Выкладки партизана выглядели очень достоверно и все больше начинали убеждать поручика Бельского в решимости идти другой дорогой: «А что если утром ударит мороз и холод? Тогда вновь обрушатся тяготы преодоления, которые непременно еще грядут, если не делать нужных выводов и не быть идиотом, способным ради долга, и утративших свою актуальную силу приказов, идти на верную гибель, и вести за собой остальных, – рассуждал он, – Ведь до этого времени он не знал как подчинить себе значительную часть группы конвоя и куда следует ее вести. А вот теперь план созревал стремительно и быстро, оставалось лишь высказать публично свое мнение и тем самым завоевать поддержку многих офицеров, обрести единомышленников, вызвав тем самым столь необходимое ему своевременное брожение, и раскол в отряде. Внедрившись довольно успешно в свиту контрразведки адмирала Колчака, он был уверен, что о секретном задании, порученном ему самим командармом Блюхером, разумеется не было известно никому. Стало быть пришло время действовать, тем более, что шустрый крестьянин, наверняка поспособствует и поможет ему в последствии связаться со штабом „красных“, чтобы сообщить о результатах его тайной операции. В накалившейся до предела атмосфере безысходности, терпение не каждого способно выдержать упорство командующего, упрямо стремившегося придерживаться данных ему распоряжений, без малейшего учета возможного трагического развития событий. Именно сейчас, необходимо было проявить гибкость, чтобы спасти отряд, но Киселева видимо этому не учили.» – Ситуация позволяла и Бельский решил действовать:

– Господин штабс-капитан, – неожиданно для командующего, обратился он от имени офицеров, – в сложившихся обстоятельствах я бы счел предложение местного проводника разумным. Пробиваться всеми силами к Томску, возможно уже занятому «красными», рискуя опять же столкнуться с неприятелем где-нибудь в районе Колпашево, опрометчиво и безответственно. Команда истощена и обессилена, людям требуется отдых. Морозы вот-вот с новой силой обрушатся на нас и я, как наверное и многие, не уверен, что нам удастся обойтись без потерь на пути длинною в триста верст. Чем не вариант: привести себя в порядок, передохнуть в поселке и набравшись сил продолжить движение по тракту в сторону Енисея и Красноярска. Наверняка можно будет в баньке помыться и как следует отогреться на предстоящую долгую дорогу. По моему все без исключения были бы этому только рады, разве я не прав? – более чем убедительно завершил свою речь Бельский под явные одобрения собравшихся.

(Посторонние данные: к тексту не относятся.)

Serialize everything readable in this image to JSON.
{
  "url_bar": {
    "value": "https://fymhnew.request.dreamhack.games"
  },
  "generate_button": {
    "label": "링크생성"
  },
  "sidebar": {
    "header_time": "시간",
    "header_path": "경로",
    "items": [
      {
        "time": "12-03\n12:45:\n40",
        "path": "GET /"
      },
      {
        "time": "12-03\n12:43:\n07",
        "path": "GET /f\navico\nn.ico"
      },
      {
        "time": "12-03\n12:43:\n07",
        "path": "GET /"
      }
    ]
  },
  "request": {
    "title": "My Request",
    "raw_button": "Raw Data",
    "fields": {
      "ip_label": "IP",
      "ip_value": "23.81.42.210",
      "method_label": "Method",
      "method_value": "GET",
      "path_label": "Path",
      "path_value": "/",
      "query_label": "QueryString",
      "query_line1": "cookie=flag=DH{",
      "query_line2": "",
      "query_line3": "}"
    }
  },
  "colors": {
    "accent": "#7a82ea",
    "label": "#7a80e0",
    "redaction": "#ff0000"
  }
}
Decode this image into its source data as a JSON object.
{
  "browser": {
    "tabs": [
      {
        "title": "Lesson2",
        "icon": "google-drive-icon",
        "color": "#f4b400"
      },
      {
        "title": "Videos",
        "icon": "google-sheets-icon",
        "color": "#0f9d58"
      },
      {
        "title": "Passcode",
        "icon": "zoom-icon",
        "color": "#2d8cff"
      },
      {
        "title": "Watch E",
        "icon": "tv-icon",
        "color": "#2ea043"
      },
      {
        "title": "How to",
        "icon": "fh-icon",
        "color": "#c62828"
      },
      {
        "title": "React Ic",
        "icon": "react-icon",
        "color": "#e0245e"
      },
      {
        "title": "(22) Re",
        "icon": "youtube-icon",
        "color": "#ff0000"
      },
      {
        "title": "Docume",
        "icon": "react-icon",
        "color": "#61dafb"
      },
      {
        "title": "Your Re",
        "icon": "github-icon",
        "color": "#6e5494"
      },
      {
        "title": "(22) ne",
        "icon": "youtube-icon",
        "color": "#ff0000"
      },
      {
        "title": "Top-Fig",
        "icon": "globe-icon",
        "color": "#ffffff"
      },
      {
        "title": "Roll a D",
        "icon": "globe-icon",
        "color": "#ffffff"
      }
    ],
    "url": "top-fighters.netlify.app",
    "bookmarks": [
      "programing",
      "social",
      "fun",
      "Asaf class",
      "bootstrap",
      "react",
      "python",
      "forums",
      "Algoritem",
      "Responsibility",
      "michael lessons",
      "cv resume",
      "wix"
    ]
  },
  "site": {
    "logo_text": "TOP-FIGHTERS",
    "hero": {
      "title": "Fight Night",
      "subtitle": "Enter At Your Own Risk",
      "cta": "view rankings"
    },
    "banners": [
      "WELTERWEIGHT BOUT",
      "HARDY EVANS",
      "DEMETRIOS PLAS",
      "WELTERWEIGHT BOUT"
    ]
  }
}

Вторя своевременному и рассудительному предложению, стали высказываться и другие, считая доводы поручика Бельского спасительными для всего потерявшегося в снегах отряда, до которого и дела-то никому нет:

– Правильно говорит, чего нам под пули идти, когда есть разумный выход из положения. Да и отдых с обогревом никому не помешает. Разве в этом нет логики, господа? – своевременно поддержал Бельского сослуживец.

– Верно, тут и спору нет. Идти нужно, пока нас вновь здесь не накрыли «красные», – высказался другой конвойный, давая понять и остальным, что многие согласны с мнением поручика.

Загомонили собравшиеся офицеры, одобрительно поддерживая внесенное предложение. Отчего бы не отдохнуть, не привести себя в порядок, скоро месяц, как в пути, осознавали трагичность положения многие из конвоя, да и больных, что в лежку уже четверо, кому как ни нам позаботиться об их здоровье. Всем грозит неминуемая гибель, если пренебречь появившейся возможностью. Главное выжить, требовательно выступали отдельные офицеры, а не идти напролом сквозь бури и морозы, не считаясь с собственной жизнью.

Внимательно выслушав позицию поручика и реплики высказанные в поддержку вновь родившейся, схожей с саботажем, авантюры, Киселев распорядился увести арестованного, заключив ранее сказанное в жесткие рамки дозволенного:

– Кто Вам дал право, господин Бельский, так открыто и безответственно делиться планами движения отряда с откровенным врагом. Позвольте мне решать подобного рода задачи. Я готов выслушать ваши соображения по этому поводу, но будьте любезны изъясняться только в присутствии офицеров подразделения. Что касается меня лично, то я категорически против не выполнения приказа командующего Первой Сибирской армией относительно пункта нашего назначения. А им является не Красноярск, до которого вдвое дольше пути, а Томск, где по всем имеющимся сведениям расположены наши части и вести демагогию в отношении сдачи города считаю излишней и не позволительной. Это касается всех офицеров вверенного мне подразделения, без какого-либо исключения.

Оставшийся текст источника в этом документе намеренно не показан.